Since coronavirus entered the United States, West Virginia saw the closure of Fairmont Regional Medical Center at the hands of California owned Alecto Healthcare Services. Other hospitals across the United States are closing and laying off workers to reduce costs and shift resources within these greater hospital networks, like Alecto Healthcare Services. This reduces the resources available to impoverished or communities that might not make these networks as much money. Another example is Missoula, Montana where Western Montana Clinic laid employees ahead coronavirus in a similar way.

Source: https://www.bloomberg.com/news/articles/2020-01-09/hospital-bankruptcies-leave-sick-and-injured-nowhere-to-go

Bloomberg reported back in January that hospital closures were becoming a concern prior to the coronavirus hitting the United States media’s attention. The article references hospital networks taking these actions as a means of weeding out “weaker facilities”.

“Some of the more recent closings are the result of large health systems weeding out weaker facilities. That’s the case with hospitals run by Community Health Systems Inc. and its spin-off, Quorum Health Corp.

All of the areas where these hospitals once were are at much higher risk of having their remaining healthcare systems overwhelmed.

Source: https://www.bloomberg.com/news/articles/2020-01-09/hospital-bankruptcies-leave-sick-and-injured-nowhere-to-go

Under the Trump economy, hospitals have suffered immensely as measured by the Polsinelli TrBK Health Care Services Distress Index (tracks bankruptcy filings in health-care). Not only has this president set our healthcare system up to fail during his entire time in office, he is now trying to deny all responsibility. I don’t identify with a political party in the United States, but seriously.

Essential Employees

Essential employees include delivery drivers, manufacturing employees, gas station workers, grocery store check out clerks, health care workers, government workers, and all of these low-paid minimum wage jobs. Who makes minimum wage?

Source: https://policy-practice.oxfamamerica.org/work/poverty-in-the-us/us-minimum-wage-map/ Darker areas of map represents the concentration of workers being paid under $10.10/hr.
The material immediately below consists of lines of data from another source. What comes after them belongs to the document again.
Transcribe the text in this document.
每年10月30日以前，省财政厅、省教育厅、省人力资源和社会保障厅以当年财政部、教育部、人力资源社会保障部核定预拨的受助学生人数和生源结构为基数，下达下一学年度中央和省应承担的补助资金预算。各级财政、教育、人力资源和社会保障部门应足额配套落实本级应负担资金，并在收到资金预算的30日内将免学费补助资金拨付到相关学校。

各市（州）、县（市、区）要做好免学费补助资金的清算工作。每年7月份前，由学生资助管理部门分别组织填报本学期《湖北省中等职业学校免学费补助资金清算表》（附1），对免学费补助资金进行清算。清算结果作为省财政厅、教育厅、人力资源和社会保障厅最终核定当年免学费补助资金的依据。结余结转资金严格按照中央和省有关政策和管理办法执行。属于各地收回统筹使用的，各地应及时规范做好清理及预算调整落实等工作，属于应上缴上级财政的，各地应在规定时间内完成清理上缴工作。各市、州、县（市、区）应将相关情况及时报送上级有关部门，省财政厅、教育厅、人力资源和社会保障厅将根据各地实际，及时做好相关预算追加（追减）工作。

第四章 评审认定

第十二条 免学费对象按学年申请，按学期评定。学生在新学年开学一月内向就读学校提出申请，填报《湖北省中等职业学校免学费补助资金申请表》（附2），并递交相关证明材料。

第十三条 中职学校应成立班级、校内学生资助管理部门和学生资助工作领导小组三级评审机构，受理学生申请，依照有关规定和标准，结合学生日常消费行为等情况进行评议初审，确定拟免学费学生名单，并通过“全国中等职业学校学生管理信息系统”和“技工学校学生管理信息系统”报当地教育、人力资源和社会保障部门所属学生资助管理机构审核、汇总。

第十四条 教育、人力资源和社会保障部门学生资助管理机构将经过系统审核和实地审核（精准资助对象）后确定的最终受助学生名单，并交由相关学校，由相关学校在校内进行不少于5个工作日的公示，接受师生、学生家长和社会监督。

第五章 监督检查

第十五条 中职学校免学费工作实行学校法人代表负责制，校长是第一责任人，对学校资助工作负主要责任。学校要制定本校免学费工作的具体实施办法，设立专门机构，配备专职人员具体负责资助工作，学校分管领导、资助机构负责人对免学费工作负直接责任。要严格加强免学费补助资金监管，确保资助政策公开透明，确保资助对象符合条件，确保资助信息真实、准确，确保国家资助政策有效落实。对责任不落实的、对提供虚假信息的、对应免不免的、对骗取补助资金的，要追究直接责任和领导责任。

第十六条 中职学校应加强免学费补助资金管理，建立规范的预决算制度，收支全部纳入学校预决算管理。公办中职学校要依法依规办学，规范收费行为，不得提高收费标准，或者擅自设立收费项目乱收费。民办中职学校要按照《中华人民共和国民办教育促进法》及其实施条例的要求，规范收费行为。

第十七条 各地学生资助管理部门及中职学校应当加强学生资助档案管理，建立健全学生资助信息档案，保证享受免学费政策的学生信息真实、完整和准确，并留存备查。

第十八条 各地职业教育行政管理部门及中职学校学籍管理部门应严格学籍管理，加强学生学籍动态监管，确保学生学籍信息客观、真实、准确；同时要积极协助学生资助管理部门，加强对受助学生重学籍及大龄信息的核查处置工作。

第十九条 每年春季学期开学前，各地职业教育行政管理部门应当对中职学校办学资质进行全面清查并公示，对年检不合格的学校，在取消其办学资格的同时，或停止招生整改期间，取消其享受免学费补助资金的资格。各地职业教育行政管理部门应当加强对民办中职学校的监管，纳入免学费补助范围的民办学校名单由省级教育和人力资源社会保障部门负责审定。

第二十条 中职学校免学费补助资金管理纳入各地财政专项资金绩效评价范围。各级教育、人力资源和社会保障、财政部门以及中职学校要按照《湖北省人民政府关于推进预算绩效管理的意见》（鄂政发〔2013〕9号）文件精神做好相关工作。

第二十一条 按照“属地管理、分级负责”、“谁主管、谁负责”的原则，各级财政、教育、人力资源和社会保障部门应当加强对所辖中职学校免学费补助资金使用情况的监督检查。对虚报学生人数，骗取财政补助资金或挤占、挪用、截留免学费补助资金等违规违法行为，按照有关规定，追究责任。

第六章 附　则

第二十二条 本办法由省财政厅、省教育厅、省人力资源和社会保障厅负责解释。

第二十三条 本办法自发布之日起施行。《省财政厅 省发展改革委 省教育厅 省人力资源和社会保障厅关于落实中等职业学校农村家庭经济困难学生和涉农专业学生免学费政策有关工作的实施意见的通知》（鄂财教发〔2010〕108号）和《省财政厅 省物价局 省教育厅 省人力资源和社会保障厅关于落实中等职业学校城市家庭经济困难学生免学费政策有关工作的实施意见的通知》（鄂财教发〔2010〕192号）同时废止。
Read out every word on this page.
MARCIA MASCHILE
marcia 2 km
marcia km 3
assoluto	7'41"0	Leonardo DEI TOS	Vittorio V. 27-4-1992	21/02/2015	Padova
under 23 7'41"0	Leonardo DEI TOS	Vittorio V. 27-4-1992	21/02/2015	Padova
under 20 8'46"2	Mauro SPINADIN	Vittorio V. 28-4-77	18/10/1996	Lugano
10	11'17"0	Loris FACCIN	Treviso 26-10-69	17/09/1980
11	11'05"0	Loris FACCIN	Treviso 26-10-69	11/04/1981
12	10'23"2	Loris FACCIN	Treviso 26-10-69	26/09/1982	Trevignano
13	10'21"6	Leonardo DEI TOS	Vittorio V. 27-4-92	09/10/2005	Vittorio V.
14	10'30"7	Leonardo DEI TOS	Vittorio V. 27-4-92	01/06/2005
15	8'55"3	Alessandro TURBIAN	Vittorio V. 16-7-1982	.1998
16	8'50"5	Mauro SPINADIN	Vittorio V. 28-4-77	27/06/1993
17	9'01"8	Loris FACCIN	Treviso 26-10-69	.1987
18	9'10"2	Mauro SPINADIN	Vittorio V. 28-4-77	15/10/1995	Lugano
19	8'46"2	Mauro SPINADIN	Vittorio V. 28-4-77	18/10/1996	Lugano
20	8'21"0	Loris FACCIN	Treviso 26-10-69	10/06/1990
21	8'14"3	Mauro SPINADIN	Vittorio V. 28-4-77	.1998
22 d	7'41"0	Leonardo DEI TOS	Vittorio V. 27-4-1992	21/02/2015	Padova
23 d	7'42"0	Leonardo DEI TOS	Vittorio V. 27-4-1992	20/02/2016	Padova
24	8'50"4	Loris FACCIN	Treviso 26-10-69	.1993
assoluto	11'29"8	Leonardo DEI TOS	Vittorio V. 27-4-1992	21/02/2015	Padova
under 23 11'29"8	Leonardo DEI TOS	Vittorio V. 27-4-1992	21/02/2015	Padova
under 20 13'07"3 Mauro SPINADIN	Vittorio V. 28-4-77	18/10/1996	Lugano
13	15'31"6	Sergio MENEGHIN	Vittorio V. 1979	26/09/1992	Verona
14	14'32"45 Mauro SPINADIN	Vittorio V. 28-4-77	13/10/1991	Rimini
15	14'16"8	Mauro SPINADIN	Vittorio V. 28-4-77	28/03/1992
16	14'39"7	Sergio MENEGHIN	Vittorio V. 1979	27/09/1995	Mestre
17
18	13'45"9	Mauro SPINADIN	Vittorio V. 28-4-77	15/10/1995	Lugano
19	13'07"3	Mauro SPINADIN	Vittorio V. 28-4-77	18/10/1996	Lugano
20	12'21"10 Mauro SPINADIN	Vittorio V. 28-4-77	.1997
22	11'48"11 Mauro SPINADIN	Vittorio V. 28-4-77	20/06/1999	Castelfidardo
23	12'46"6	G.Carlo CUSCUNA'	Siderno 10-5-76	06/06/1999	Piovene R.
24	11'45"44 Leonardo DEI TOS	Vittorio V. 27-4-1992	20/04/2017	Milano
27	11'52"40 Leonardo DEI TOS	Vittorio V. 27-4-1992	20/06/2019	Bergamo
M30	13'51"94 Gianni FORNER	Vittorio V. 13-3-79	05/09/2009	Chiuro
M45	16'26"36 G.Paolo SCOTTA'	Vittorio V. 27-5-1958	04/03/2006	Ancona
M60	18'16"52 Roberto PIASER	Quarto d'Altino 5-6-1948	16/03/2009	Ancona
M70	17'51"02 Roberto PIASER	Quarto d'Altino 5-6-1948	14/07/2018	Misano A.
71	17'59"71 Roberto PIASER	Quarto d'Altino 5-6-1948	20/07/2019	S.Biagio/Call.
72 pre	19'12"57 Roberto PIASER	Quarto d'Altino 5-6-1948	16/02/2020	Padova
Many of the essential employees that are still going to work are the same ones making minimum wage. They are also the ones living in low income areas where healthcare is suboptimal, easily overwhelmed, and is far away. Assuming they can afford it at all.

Notice something that will make your heart break? Where did all of the hospitals close?

Update: as of 31 March 2020

Source: https://coronavirus.1point3acres.com/en (8:49 PM MST) – Where’s all of Oklahoma’s testing?

I’m not a religious person, but I ask if you read this to pray for those communities. This is where flattening the curve is both most important and least likely to happen. For further reading on how the US is doing with that check out this post here.

Happy to update this and answer questions, plus dress this up with additional research.

Thank you for reading – without you these would just be shouts into the ether.